Elle glissa le pli entre les barres de fer et il s'en saisit avant de la saluer et de se retirer.

Lady V. revint très calmement sur ses pas, un large sourire sur ses lèvres, ses yeux parcourant le chemin de pierre sans vraiment le regarder.
Elle s'imaginait tant de choses réelles désormais. Tant de versions de son futur qui pourraient réellement arriver, puisqu'elle l'avait finalement accepté. 
Puisque désormais, elle accueillait avec joie cette union qui allait lui apporter la liberté et la découverte du monde.

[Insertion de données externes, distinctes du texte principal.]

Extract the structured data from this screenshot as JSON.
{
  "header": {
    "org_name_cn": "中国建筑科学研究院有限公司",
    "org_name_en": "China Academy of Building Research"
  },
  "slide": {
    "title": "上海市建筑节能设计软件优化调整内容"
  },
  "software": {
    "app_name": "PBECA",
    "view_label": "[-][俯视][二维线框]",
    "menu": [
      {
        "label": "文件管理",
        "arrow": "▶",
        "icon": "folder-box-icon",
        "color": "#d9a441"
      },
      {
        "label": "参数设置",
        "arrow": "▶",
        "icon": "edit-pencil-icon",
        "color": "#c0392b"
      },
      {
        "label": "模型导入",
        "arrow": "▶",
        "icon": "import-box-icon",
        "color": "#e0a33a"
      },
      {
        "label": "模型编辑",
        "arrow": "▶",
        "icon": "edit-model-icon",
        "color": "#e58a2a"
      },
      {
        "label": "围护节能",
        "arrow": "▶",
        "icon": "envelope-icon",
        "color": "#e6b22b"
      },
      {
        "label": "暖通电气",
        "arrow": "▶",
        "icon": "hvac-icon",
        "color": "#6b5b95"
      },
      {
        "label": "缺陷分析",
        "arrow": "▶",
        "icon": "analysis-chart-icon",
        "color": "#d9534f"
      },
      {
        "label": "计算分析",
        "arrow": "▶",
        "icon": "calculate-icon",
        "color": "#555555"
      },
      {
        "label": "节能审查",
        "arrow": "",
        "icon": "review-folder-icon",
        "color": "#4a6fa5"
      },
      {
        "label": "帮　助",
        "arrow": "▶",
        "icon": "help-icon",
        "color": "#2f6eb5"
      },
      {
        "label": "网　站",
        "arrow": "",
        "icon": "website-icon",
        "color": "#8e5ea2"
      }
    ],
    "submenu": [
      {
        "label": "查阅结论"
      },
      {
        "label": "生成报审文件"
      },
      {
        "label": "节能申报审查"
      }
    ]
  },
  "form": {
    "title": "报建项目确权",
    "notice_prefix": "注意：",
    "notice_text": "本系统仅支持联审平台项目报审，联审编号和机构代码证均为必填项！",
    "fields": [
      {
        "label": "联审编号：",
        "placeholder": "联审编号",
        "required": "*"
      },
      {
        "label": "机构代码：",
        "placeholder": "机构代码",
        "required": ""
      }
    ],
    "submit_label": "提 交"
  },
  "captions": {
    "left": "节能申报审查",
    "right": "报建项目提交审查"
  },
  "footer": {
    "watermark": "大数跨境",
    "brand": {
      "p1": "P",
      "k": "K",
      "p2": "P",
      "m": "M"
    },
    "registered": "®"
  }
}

Puisque désormais, elle était prête.

Violet sortit de ses rêveries un instant pour s'excuser de son comportement auprès des serviteurs qu'elle croisait dans le sens inverse que plus tôt. Ils baissèrent la tête et poursuivirent leur chemin.

Lady V. leur jetait toujours un regard interrogateur tandis qu'elle poussait la porte de sa chambre.
Elle finit par écarter sa culpabilité et la garder pour plus tard : l'heure était aux réjouissances. Elle s'installa dans sa chaise, prête à sourire à son futur mari.

Mais quand elle releva son visage, ce ne sont pas les yeux noirs de son fiancé qui l'accueillirent :
Un épais voile sombre recouvrait le portrait.

samedi 10 mai 2014

[Semaine de la fiction '14 #6] Iron



Cela faisait 10 ans.
Sa chaise avait effectué un tour sur elle-même. Son esprit également.

Elle faisait plus que lui faire face désormais : il l'accompagnait. 

Le mariage n'avait certes jamais été célébré mais c'était tout comme. Contraints à la vie commune depuis de si longues années. Il avait été sa principale préoccupation, depuis tout ce temps. 

Lady Violet ne s'était pas fait une raison : elle avait tiré le meilleur parti de la situation. C'est son imagination qui lui avait dicté cette conduite. Elle n'aurait de toute façon pas pu survivre dans cet état de colère et de frustration permanent. 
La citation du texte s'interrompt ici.